O Fleety começou a funcionar em outubro de 2014, em Curitiba, e hoje atua também em São Paulo, Rio de Janeiro e Florianópolis. Tem 5.000 veículos disponíveis para aluguel e 25 mil clientes cadastrados em todas as cidades. O Pegcar começou a operar um ano depois, em São Paulo, e atualmente oferece 250 veículos e conta com 6.000 usuários.
“As pessoas estão cada vez mais questionando a posse. É possível não ter um bem e pagar por ele só quando precisar”, diz Guilherme Nagüeva, 31, sócio do Fleety. “O desafio é a questão cultural. Precisamos desmistificar a relação que as pessoas têm com o carro”, afirma Conrado Ramires, 26, sócio do Pegcar.
As duas empresas receberam investimento-anjo, mas não divulgam dados financeiros, como investimento inicial ou faturamento. Onde eles ganham? Na cobrança de uma taxa a cada locação: no PegCar, são 20% do dono do carro e 10% de quem aluga; no Fleety, a taxa é de 20% para cada parte.
Como funciona
O cliente pode alugar um carro por horas, dias ou semanas. O dono do veículo é quem define o valor. A negociação de preço e tempo de aluguel é feita diretamente entre locatário e locador, e o pagamento é via cartão de crédito nos sites.
Há opções a partir de R$ 60 por dia para carros populares, como Fox e Ford Ka. Para comparação, em um site de busca de locadoras tradicionais os preços começam em R$ 74,50.
Fazer o cadastro nos sites é grátis, mas cada um deles tem suas regras para admitir novos usuários:
– Para alugar um carro, o Fleety pede apenas cópia da carteira de habilitação, dados pessoais e número do cartão de crédito, mas informa que outros documentos podem ser pedidos antes da aprovação do cadastro.

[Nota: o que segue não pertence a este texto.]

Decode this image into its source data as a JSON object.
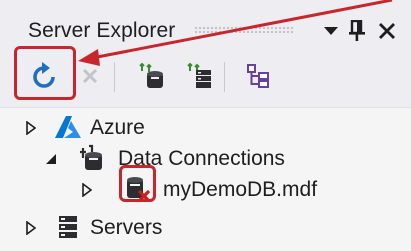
{
  "panel": {
    "title": "Server Explorer",
    "buttons": {
      "dropdown": "▼",
      "pin": "ᆔ",
      "close": "✕"
    }
  },
  "toolbar": {
    "items": [
      {
        "name": "refresh",
        "icon": "refresh-icon",
        "enabled": true
      },
      {
        "name": "stop-refresh",
        "icon": "stop-icon",
        "enabled": false
      },
      {
        "name": "connect-to-database",
        "icon": "connect-database-icon",
        "enabled": true
      },
      {
        "name": "connect-to-server",
        "icon": "connect-server-icon",
        "enabled": true
      },
      {
        "name": "sharepoint-connection",
        "icon": "hierarchy-icon",
        "enabled": true
      }
    ]
  },
  "tree": {
    "nodes": [
      {
        "label": "Azure",
        "icon": "azure-icon",
        "expanded": false
      },
      {
        "label": "Data Connections",
        "icon": "data-connections-icon",
        "expanded": true
      },
      {
        "label": "myDemoDB.mdf",
        "icon": "database-error-icon",
        "expanded": false
      },
      {
        "label": "Servers",
        "icon": "servers-icon",
        "expanded": false
      }
    ]
  },
  "colors": {
    "highlight": "#c8262d",
    "refresh_blue": "#1e6fbf",
    "error_red": "#d11a1a",
    "azure_blue": "#0078d4",
    "panel_bg": "#eeeef2",
    "text": "#1e1e1e"
  }
}
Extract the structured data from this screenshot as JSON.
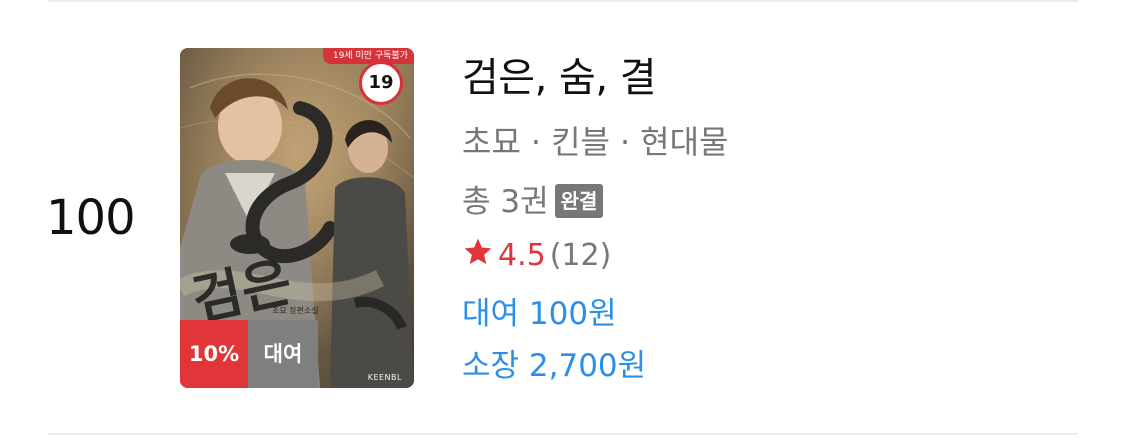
{
  "rank": "100",
  "book": {
    "cover": {
      "age_ribbon": "19세 미만 구독불가",
      "age_badge": "19",
      "cover_title": "검은",
      "cover_small_text": "초묘 장편소설",
      "publisher": "KEENBL",
      "discount_badge": "10%",
      "rent_badge": "대여"
    },
    "title": "검은, 숨, 결",
    "author": "초묘",
    "category": "킨블",
    "genre": "현대물",
    "separator": "·",
    "volumes": "총 3권",
    "complete_badge": "완결",
    "rating": "4.5",
    "rating_count": "(12)",
    "rent_price": "대여 100원",
    "own_price": "소장 2,700원"
  },
  "colors": {
    "accent_red": "#e0363a",
    "price_blue": "#2b8ee8",
    "meta_gray": "#777777"
  },
  "icons": {
    "star": "star-icon"
  }
}
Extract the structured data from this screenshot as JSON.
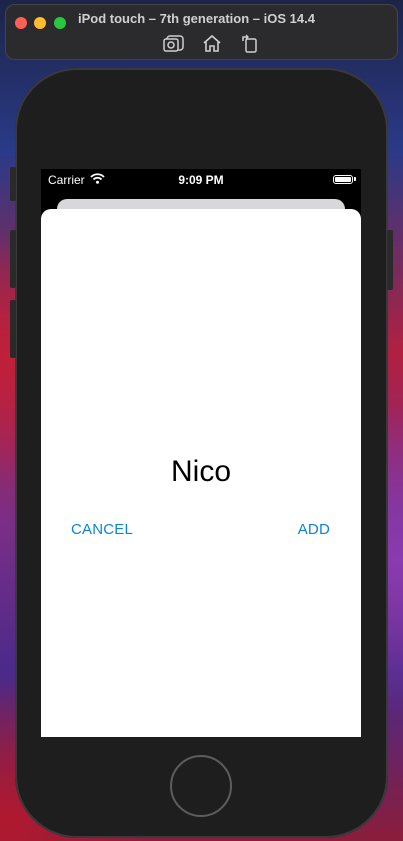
{
  "window": {
    "title": "iPod touch – 7th generation – iOS 14.4",
    "toolbar_icons": [
      "screenshot-icon",
      "home-icon",
      "rotate-icon"
    ]
  },
  "status_bar": {
    "carrier": "Carrier",
    "time": "9:09 PM"
  },
  "dialog": {
    "name": "Nico",
    "cancel_label": "CANCEL",
    "add_label": "ADD",
    "accent_color": "#0a84d8"
  }
}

– O Pegcar exige que o condutor tenha mais de 21 anos, CNH válida e sem restrições, pelo menos dois anos de habilitação e CPF com menos de dois sinistros nos últimos dois anos.
– Nos dois sites, o cadastro é sujeito a aprovação após checagem dos documentos.
– Também há exigências para os carros ofertados, como ter menos de 10 anos de fabricação, ter seguro, estar com a documentação e a manutenção em dia e não ter modificações significativas.
Os sites têm parceria com seguradoras que oferecem coberturas durante o período do aluguel. Em geral, cobrem 100% do valor do carro na tabela Fipe e incluem colisão, incêndio, roubo, furto e assistência para panes. Em caso de sinistro, o valor da franquia é limitado a R$ 3.000, e quem paga é o locatário. Em caso de multa de trânsito, a dívida e os pontos também são transferidos para ele.
Ao final de cada locação, motorista e proprietário avaliam um ao outro e, assim, vão criando uma reputação nas plataformas.